Nikola Olic, Natural, Digital

Nelson: In 1992, you arrived in Texas from Belgrade, Serbia, to spend time as an exchange student at Arlington High School. Then war in Yugoslavia prevented you from returning home and you made North Texas your permanent home. How did this experience influence your decision to become an artist, and how has it informed your art?

Olic: My parents prepared me well for the move to the United States, not much of a culture shock. I was welcomed by wonderful people and a healthy dose of brave youthful luck and—although, I had terribly missed my friends and family back home—I never suffered much in adapting to life in Texas. However, at some core human level, formalizing, simplifying, and purifying spaces—be them mental, musical, or visual—had been a core theme most of my adult life. Photography continues to help understand that more fully. 

Nikola Olic, Square Pegs

Nelson: What led you to focus on taking photos of buildings and abstract structures, and how has your education in engineering and computer science impacted your artwork?

Olic: Patterns, relationships, simplicity, rules, precision, and structures are to me very strong parts of the human experience, both in photography and computer science. There are particular skills to be developed when working with computers, and those skills help me manage my photography and its many technical demands.

Nelson: Which artists have inspired you, and how?

Olic: From the start of my photography project I have maintained a listing of my influences very carefully, to help frame the space in between where my photography humbly and comfortably exists. Artists whose work and thinking give me visual joy and intellectual stimulation are, in no particular order: Constantin Brancusi, Edward Hopper, Edward Weston, Andre Kertesz, René Magritte, Aaron Siskind, Bernd and Hilla Becher, Josef Koudelka, Luigi Ghirri, Franco Fontana, Gerry Johansson, Thomas Struth, Michael Wolf and Andreas Gursky.

Nikola Olic, Red Dot

Nelson: How do you see your art evolving in the future?

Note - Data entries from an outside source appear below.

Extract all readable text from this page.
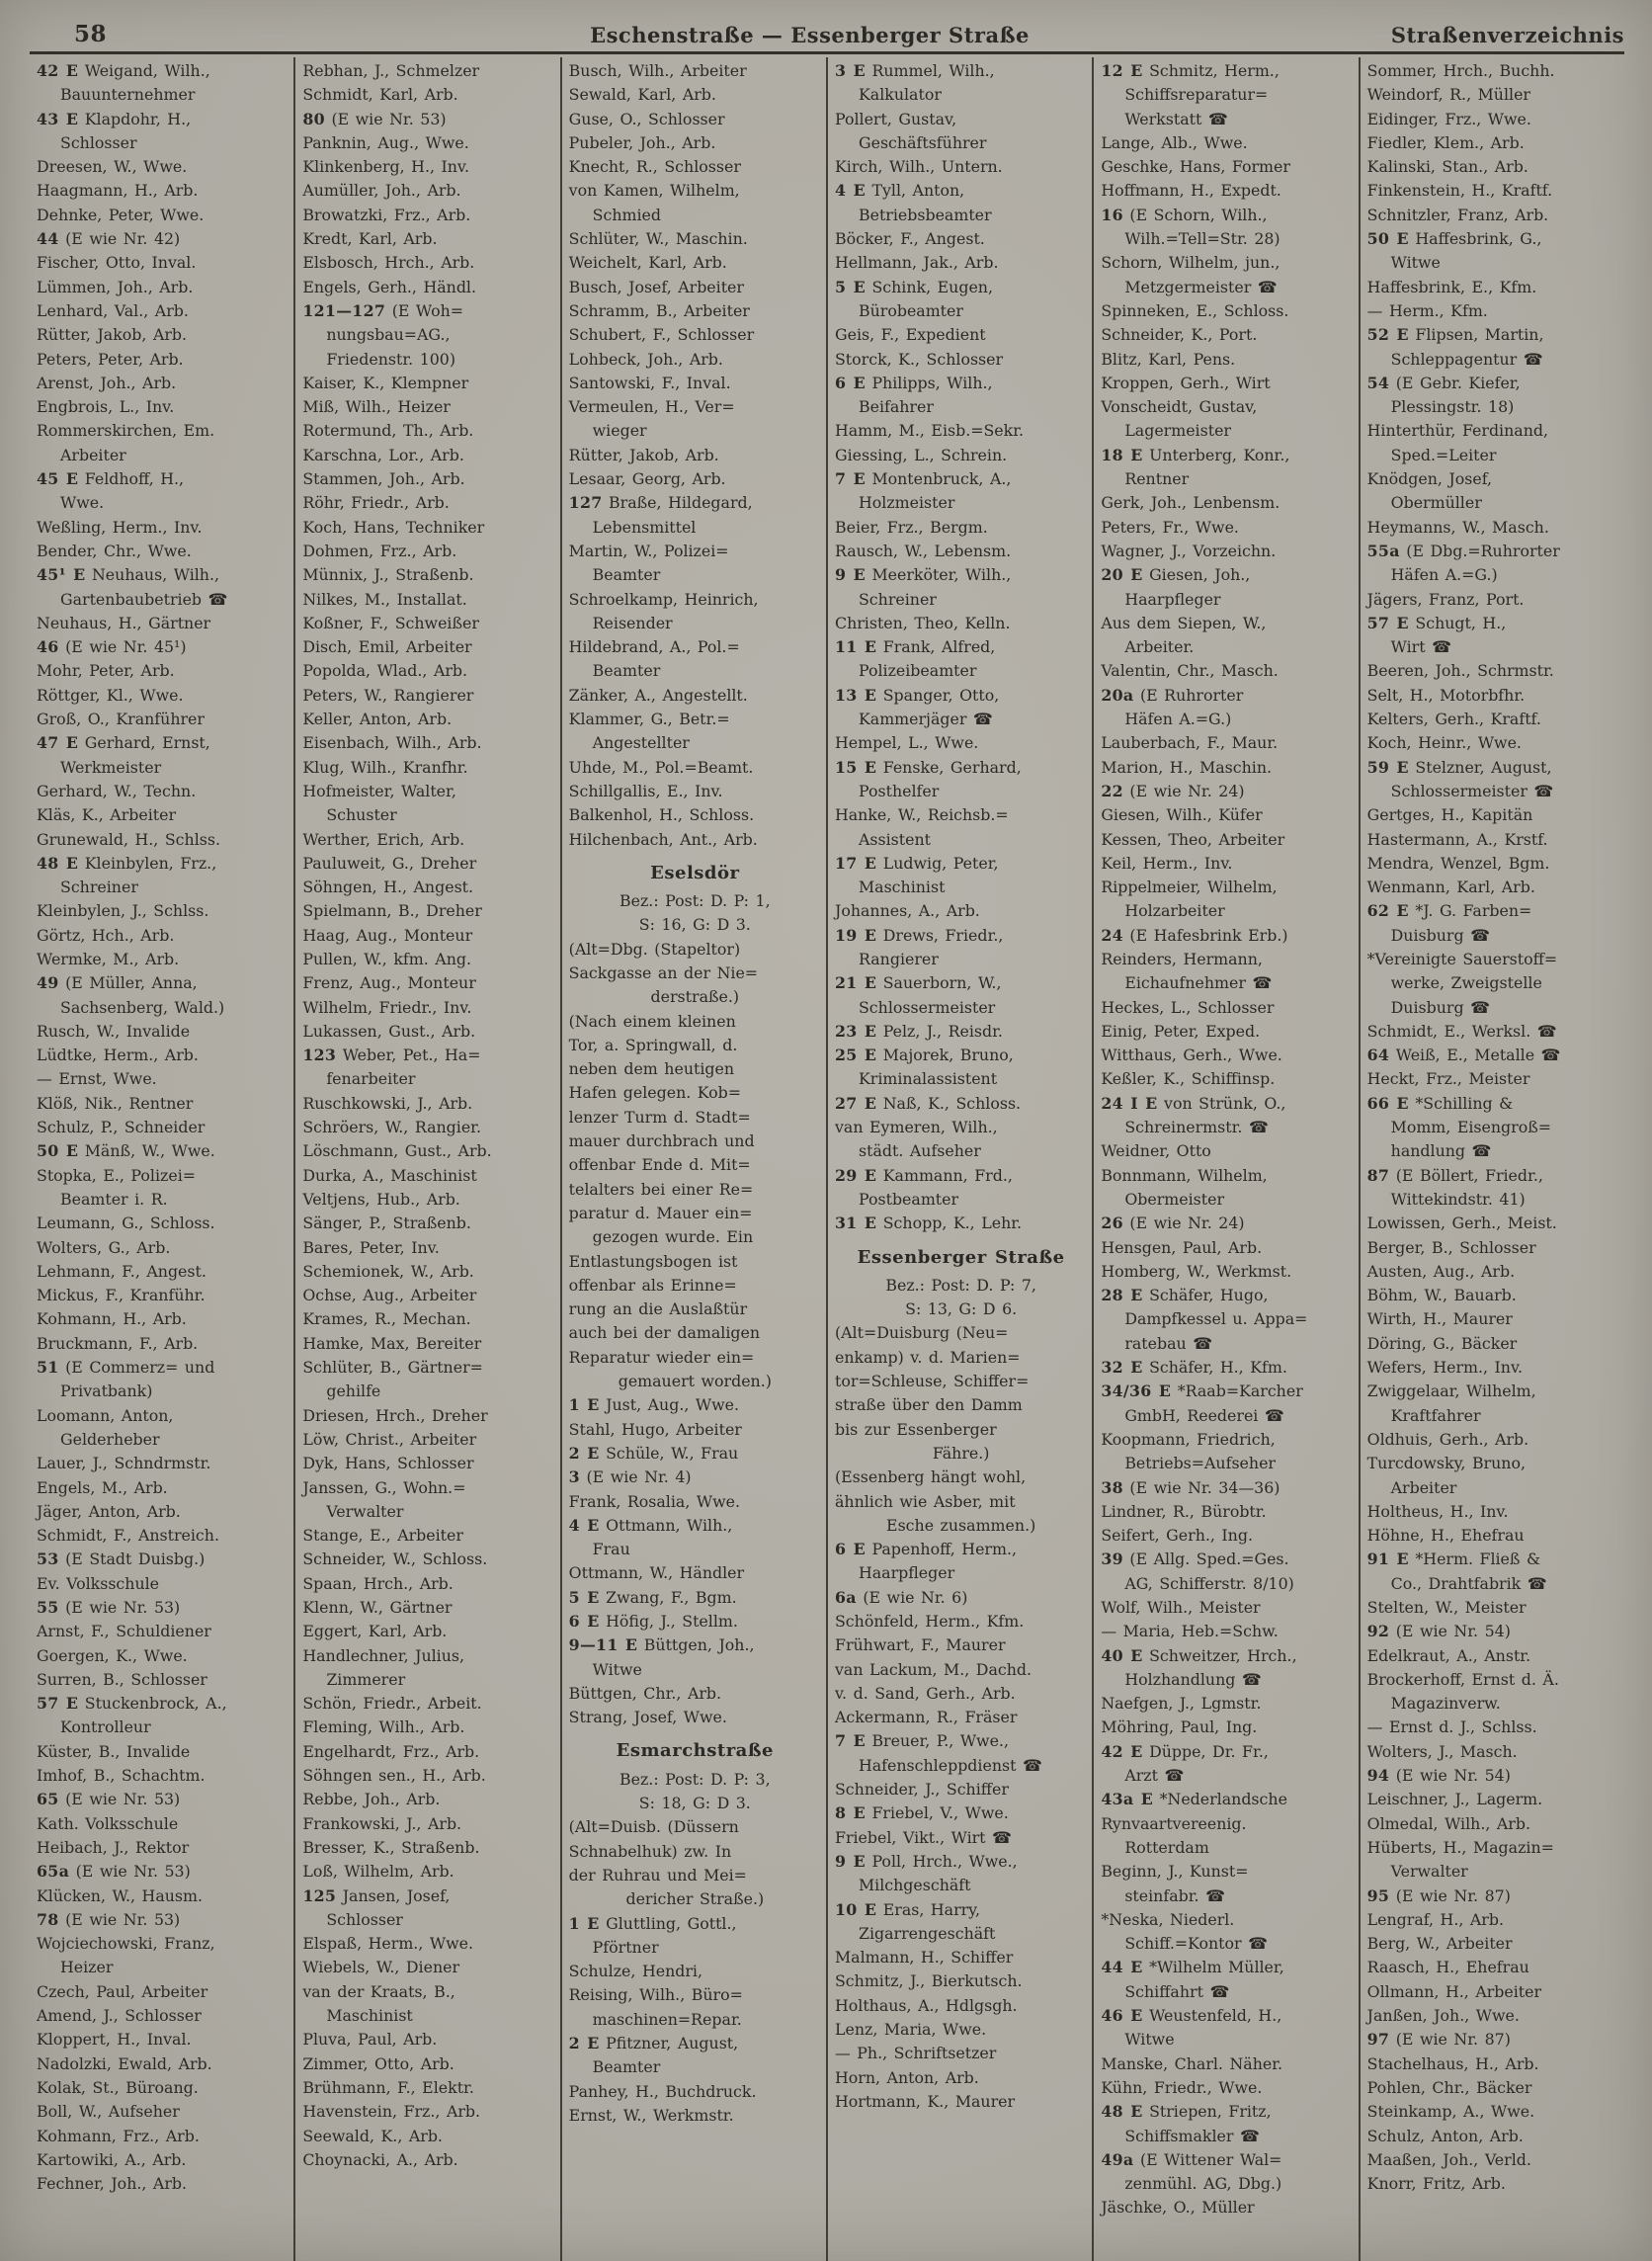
58	Eschenstraße — Essenberger Straße	Straßenverzeichnis
42 E Weigand, Wilh.,
Bauunternehmer
43 E Klapdohr, H.,
Schlosser
Dreesen, W., Wwe.
Haagmann, H., Arb.
Dehnke, Peter, Wwe.
44 (E wie Nr. 42)
Fischer, Otto, Inval.
Lümmen, Joh., Arb.
Lenhard, Val., Arb.
Rütter, Jakob, Arb.
Peters, Peter, Arb.
Arenst, Joh., Arb.
Engbrois, L., Inv.
Rommerskirchen, Em.
Arbeiter
45 E Feldhoff, H.,
Wwe.
Weßling, Herm., Inv.
Bender, Chr., Wwe.
45¹ E Neuhaus, Wilh.,
Gartenbaubetrieb ☎
Neuhaus, H., Gärtner
46 (E wie Nr. 45¹)
Mohr, Peter, Arb.
Röttger, Kl., Wwe.
Groß, O., Kranführer
47 E Gerhard, Ernst,
Werkmeister
Gerhard, W., Techn.
Kläs, K., Arbeiter
Grunewald, H., Schlss.
48 E Kleinbylen, Frz.,
Schreiner
Kleinbylen, J., Schlss.
Görtz, Hch., Arb.
Wermke, M., Arb.
49 (E Müller, Anna,
Sachsenberg, Wald.)
Rusch, W., Invalide
Lüdtke, Herm., Arb.
— Ernst, Wwe.
Klöß, Nik., Rentner
Schulz, P., Schneider
50 E Mänß, W., Wwe.
Stopka, E., Polizei=
Beamter i. R.
Leumann, G., Schloss.
Wolters, G., Arb.
Lehmann, F., Angest.
Mickus, F., Kranführ.
Kohmann, H., Arb.
Bruckmann, F., Arb.
51 (E Commerz= und
Privatbank)
Loomann, Anton,
Gelderheber
Lauer, J., Schndrmstr.
Engels, M., Arb.
Jäger, Anton, Arb.
Schmidt, F., Anstreich.
53 (E Stadt Duisbg.)
Ev. Volksschule
55 (E wie Nr. 53)
Arnst, F., Schuldiener
Goergen, K., Wwe.
Surren, B., Schlosser
57 E Stuckenbrock, A.,
Kontrolleur
Küster, B., Invalide
Imhof, B., Schachtm.
65 (E wie Nr. 53)
Kath. Volksschule
Heibach, J., Rektor
65a (E wie Nr. 53)
Klücken, W., Hausm.
78 (E wie Nr. 53)
Wojciechowski, Franz,
Heizer
Czech, Paul, Arbeiter
Amend, J., Schlosser
Kloppert, H., Inval.
Nadolzki, Ewald, Arb.
Kolak, St., Büroang.
Boll, W., Aufseher
Kohmann, Frz., Arb.
Kartowiki, A., Arb.
Fechner, Joh., Arb.
Rebhan, J., Schmelzer
Schmidt, Karl, Arb.
80 (E wie Nr. 53)
Panknin, Aug., Wwe.
Klinkenberg, H., Inv.
Aumüller, Joh., Arb.
Browatzki, Frz., Arb.
Kredt, Karl, Arb.
Elsbosch, Hrch., Arb.
Engels, Gerh., Händl.
121—127 (E Woh=
nungsbau=AG.,
Friedenstr. 100)
Kaiser, K., Klempner
Miß, Wilh., Heizer
Rotermund, Th., Arb.
Karschna, Lor., Arb.
Stammen, Joh., Arb.
Röhr, Friedr., Arb.
Koch, Hans, Techniker
Dohmen, Frz., Arb.
Münnix, J., Straßenb.
Nilkes, M., Installat.
Koßner, F., Schweißer
Disch, Emil, Arbeiter
Popolda, Wlad., Arb.
Peters, W., Rangierer
Keller, Anton, Arb.
Eisenbach, Wilh., Arb.
Klug, Wilh., Kranfhr.
Hofmeister, Walter,
Schuster
Werther, Erich, Arb.
Pauluweit, G., Dreher
Söhngen, H., Angest.
Spielmann, B., Dreher
Haag, Aug., Monteur
Pullen, W., kfm. Ang.
Frenz, Aug., Monteur
Wilhelm, Friedr., Inv.
Lukassen, Gust., Arb.
123 Weber, Pet., Ha=
fenarbeiter
Ruschkowski, J., Arb.
Schröers, W., Rangier.
Löschmann, Gust., Arb.
Durka, A., Maschinist
Veltjens, Hub., Arb.
Sänger, P., Straßenb.
Bares, Peter, Inv.
Schemionek, W., Arb.
Ochse, Aug., Arbeiter
Krames, R., Mechan.
Hamke, Max, Bereiter
Schlüter, B., Gärtner=
gehilfe
Driesen, Hrch., Dreher
Löw, Christ., Arbeiter
Dyk, Hans, Schlosser
Janssen, G., Wohn.=
Verwalter
Stange, E., Arbeiter
Schneider, W., Schloss.
Spaan, Hrch., Arb.
Klenn, W., Gärtner
Eggert, Karl, Arb.
Handlechner, Julius,
Zimmerer
Schön, Friedr., Arbeit.
Fleming, Wilh., Arb.
Engelhardt, Frz., Arb.
Söhngen sen., H., Arb.
Rebbe, Joh., Arb.
Frankowski, J., Arb.
Bresser, K., Straßenb.
Loß, Wilhelm, Arb.
125 Jansen, Josef,
Schlosser
Elspaß, Herm., Wwe.
Wiebels, W., Diener
van der Kraats, B.,
Maschinist
Pluva, Paul, Arb.
Zimmer, Otto, Arb.
Brühmann, F., Elektr.
Havenstein, Frz., Arb.
Seewald, K., Arb.
Choynacki, A., Arb.
Busch, Wilh., Arbeiter
Sewald, Karl, Arb.
Guse, O., Schlosser
Pubeler, Joh., Arb.
Knecht, R., Schlosser
von Kamen, Wilhelm,
Schmied
Schlüter, W., Maschin.
Weichelt, Karl, Arb.
Busch, Josef, Arbeiter
Schramm, B., Arbeiter
Schubert, F., Schlosser
Lohbeck, Joh., Arb.
Santowski, F., Inval.
Vermeulen, H., Ver=
wieger
Rütter, Jakob, Arb.
Lesaar, Georg, Arb.
127 Braße, Hildegard,
Lebensmittel
Martin, W., Polizei=
Beamter
Schroelkamp, Heinrich,
Reisender
Hildebrand, A., Pol.=
Beamter
Zänker, A., Angestellt.
Klammer, G., Betr.=
Angestellter
Uhde, M., Pol.=Beamt.
Schillgallis, E., Inv.
Balkenhol, H., Schloss.
Hilchenbach, Ant., Arb.
Eselsdör
Bez.: Post: D. P: 1,
S: 16, G: D 3.
(Alt=Dbg. (Stapeltor)
Sackgasse an der Nie=
derstraße.)
(Nach einem kleinen
Tor, a. Springwall, d.
neben dem heutigen
Hafen gelegen. Kob=
lenzer Turm d. Stadt=
mauer durchbrach und
offenbar Ende d. Mit=
telalters bei einer Re=
paratur d. Mauer ein=
gezogen wurde. Ein
Entlastungsbogen ist
offenbar als Erinne=
rung an die Auslaßtür
auch bei der damaligen
Reparatur wieder ein=
gemauert worden.)
1 E Just, Aug., Wwe.
Stahl, Hugo, Arbeiter
2 E Schüle, W., Frau
3 (E wie Nr. 4)
Frank, Rosalia, Wwe.
4 E Ottmann, Wilh.,
Frau
Ottmann, W., Händler
5 E Zwang, F., Bgm.
6 E Höfig, J., Stellm.
9—11 E Büttgen, Joh.,
Witwe
Büttgen, Chr., Arb.
Strang, Josef, Wwe.
Esmarchstraße
Bez.: Post: D. P: 3,
S: 18, G: D 3.
(Alt=Duisb. (Düssern
Schnabelhuk) zw. In
der Ruhrau und Mei=
dericher Straße.)
1 E Gluttling, Gottl.,
Pförtner
Schulze, Hendri,
Reising, Wilh., Büro=
maschinen=Repar.
2 E Pfitzner, August,
Beamter
Panhey, H., Buchdruck.
Ernst, W., Werkmstr.
3 E Rummel, Wilh.,
Kalkulator
Pollert, Gustav,
Geschäftsführer
Kirch, Wilh., Untern.
4 E Tyll, Anton,
Betriebsbeamter
Böcker, F., Angest.
Hellmann, Jak., Arb.
5 E Schink, Eugen,
Bürobeamter
Geis, F., Expedient
Storck, K., Schlosser
6 E Philipps, Wilh.,
Beifahrer
Hamm, M., Eisb.=Sekr.
Giessing, L., Schrein.
7 E Montenbruck, A.,
Holzmeister
Beier, Frz., Bergm.
Rausch, W., Lebensm.
9 E Meerköter, Wilh.,
Schreiner
Christen, Theo, Kelln.
11 E Frank, Alfred,
Polizeibeamter
13 E Spanger, Otto,
Kammerjäger ☎
Hempel, L., Wwe.
15 E Fenske, Gerhard,
Posthelfer
Hanke, W., Reichsb.=
Assistent
17 E Ludwig, Peter,
Maschinist
Johannes, A., Arb.
19 E Drews, Friedr.,
Rangierer
21 E Sauerborn, W.,
Schlossermeister
23 E Pelz, J., Reisdr.
25 E Majorek, Bruno,
Kriminalassistent
27 E Naß, K., Schloss.
van Eymeren, Wilh.,
städt. Aufseher
29 E Kammann, Frd.,
Postbeamter
31 E Schopp, K., Lehr.
Essenberger Straße
Bez.: Post: D. P: 7,
S: 13, G: D 6.
(Alt=Duisburg (Neu=
enkamp) v. d. Marien=
tor=Schleuse, Schiffer=
straße über den Damm
bis zur Essenberger
Fähre.)
(Essenberg hängt wohl,
ähnlich wie Asber, mit
Esche zusammen.)
6 E Papenhoff, Herm.,
Haarpfleger
6a (E wie Nr. 6)
Schönfeld, Herm., Kfm.
Frühwart, F., Maurer
van Lackum, M., Dachd.
v. d. Sand, Gerh., Arb.
Ackermann, R., Fräser
7 E Breuer, P., Wwe.,
Hafenschleppdienst ☎
Schneider, J., Schiffer
8 E Friebel, V., Wwe.
Friebel, Vikt., Wirt ☎
9 E Poll, Hrch., Wwe.,
Milchgeschäft
10 E Eras, Harry,
Zigarrengeschäft
Malmann, H., Schiffer
Schmitz, J., Bierkutsch.
Holthaus, A., Hdlgsgh.
Lenz, Maria, Wwe.
— Ph., Schriftsetzer
Horn, Anton, Arb.
Hortmann, K., Maurer
12 E Schmitz, Herm.,
Schiffsreparatur=
Werkstatt ☎
Lange, Alb., Wwe.
Geschke, Hans, Former
Hoffmann, H., Expedt.
16 (E Schorn, Wilh.,
Wilh.=Tell=Str. 28)
Schorn, Wilhelm, jun.,
Metzgermeister ☎
Spinneken, E., Schloss.
Schneider, K., Port.
Blitz, Karl, Pens.
Kroppen, Gerh., Wirt
Vonscheidt, Gustav,
Lagermeister
18 E Unterberg, Konr.,
Rentner
Gerk, Joh., Lenbensm.
Peters, Fr., Wwe.
Wagner, J., Vorzeichn.
20 E Giesen, Joh.,
Haarpfleger
Aus dem Siepen, W.,
Arbeiter.
Valentin, Chr., Masch.
20a (E Ruhrorter
Häfen A.=G.)
Lauberbach, F., Maur.
Marion, H., Maschin.
22 (E wie Nr. 24)
Giesen, Wilh., Küfer
Kessen, Theo, Arbeiter
Keil, Herm., Inv.
Rippelmeier, Wilhelm,
Holzarbeiter
24 (E Hafesbrink Erb.)
Reinders, Hermann,
Eichaufnehmer ☎
Heckes, L., Schlosser
Einig, Peter, Exped.
Witthaus, Gerh., Wwe.
Keßler, K., Schiffinsp.
24 I E von Strünk, O.,
Schreinermstr. ☎
Weidner, Otto
Bonnmann, Wilhelm,
Obermeister
26 (E wie Nr. 24)
Hensgen, Paul, Arb.
Homberg, W., Werkmst.
28 E Schäfer, Hugo,
Dampfkessel u. Appa=
ratebau ☎
32 E Schäfer, H., Kfm.
34/36 E *Raab=Karcher
GmbH, Reederei ☎
Koopmann, Friedrich,
Betriebs=Aufseher
38 (E wie Nr. 34—36)
Lindner, R., Bürobtr.
Seifert, Gerh., Ing.
39 (E Allg. Sped.=Ges.
AG, Schifferstr. 8/10)
Wolf, Wilh., Meister
— Maria, Heb.=Schw.
40 E Schweitzer, Hrch.,
Holzhandlung ☎
Naefgen, J., Lgmstr.
Möhring, Paul, Ing.
42 E Düppe, Dr. Fr.,
Arzt ☎
43a E *Nederlandsche
Rynvaartvereenig.
Rotterdam
Beginn, J., Kunst=
steinfabr. ☎
*Neska, Niederl.
Schiff.=Kontor ☎
44 E *Wilhelm Müller,
Schiffahrt ☎
46 E Weustenfeld, H.,
Witwe
Manske, Charl. Näher.
Kühn, Friedr., Wwe.
48 E Striepen, Fritz,
Schiffsmakler ☎
49a (E Wittener Wal=
zenmühl. AG, Dbg.)
Jäschke, O., Müller
Sommer, Hrch., Buchh.
Weindorf, R., Müller
Eidinger, Frz., Wwe.
Fiedler, Klem., Arb.
Kalinski, Stan., Arb.
Finkenstein, H., Kraftf.
Schnitzler, Franz, Arb.
50 E Haffesbrink, G.,
Witwe
Haffesbrink, E., Kfm.
— Herm., Kfm.
52 E Flipsen, Martin,
Schleppagentur ☎
54 (E Gebr. Kiefer,
Plessingstr. 18)
Hinterthür, Ferdinand,
Sped.=Leiter
Knödgen, Josef,
Obermüller
Heymanns, W., Masch.
55a (E Dbg.=Ruhrorter
Häfen A.=G.)
Jägers, Franz, Port.
57 E Schugt, H.,
Wirt ☎
Beeren, Joh., Schrmstr.
Selt, H., Motorbfhr.
Kelters, Gerh., Kraftf.
Koch, Heinr., Wwe.
59 E Stelzner, August,
Schlossermeister ☎
Gertges, H., Kapitän
Hastermann, A., Krstf.
Mendra, Wenzel, Bgm.
Wenmann, Karl, Arb.
62 E *J. G. Farben=
Duisburg ☎
*Vereinigte Sauerstoff=
werke, Zweigstelle
Duisburg ☎
Schmidt, E., Werksl. ☎
64 Weiß, E., Metalle ☎
Heckt, Frz., Meister
66 E *Schilling &
Momm, Eisengroß=
handlung ☎
87 (E Böllert, Friedr.,
Wittekindstr. 41)
Lowissen, Gerh., Meist.
Berger, B., Schlosser
Austen, Aug., Arb.
Böhm, W., Bauarb.
Wirth, H., Maurer
Döring, G., Bäcker
Wefers, Herm., Inv.
Zwiggelaar, Wilhelm,
Kraftfahrer
Oldhuis, Gerh., Arb.
Turcdowsky, Bruno,
Arbeiter
Holtheus, H., Inv.
Höhne, H., Ehefrau
91 E *Herm. Fließ &
Co., Drahtfabrik ☎
Stelten, W., Meister
92 (E wie Nr. 54)
Edelkraut, A., Anstr.
Brockerhoff, Ernst d. Ä.
Magazinverw.
— Ernst d. J., Schlss.
Wolters, J., Masch.
94 (E wie Nr. 54)
Leischner, J., Lagerm.
Olmedal, Wilh., Arb.
Hüberts, H., Magazin=
Verwalter
95 (E wie Nr. 87)
Lengraf, H., Arb.
Berg, W., Arbeiter
Raasch, H., Ehefrau
Ollmann, H., Arbeiter
Janßen, Joh., Wwe.
97 (E wie Nr. 87)
Stachelhaus, H., Arb.
Pohlen, Chr., Bäcker
Steinkamp, A., Wwe.
Schulz, Anton, Arb.
Maaßen, Joh., Verld.
Knorr, Fritz, Arb.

Olic: Creative evolution is a personal and intimate concept that reveals as much as it obscures, helping inform which way to zigzag as time passes, as my photography collection grows, and as new cities and architectural spaces are found and explored. I am already unsure what is the exact boundary between my photography and painting. Unsure, but calm and comfortable and filled with energy and optimism to find out.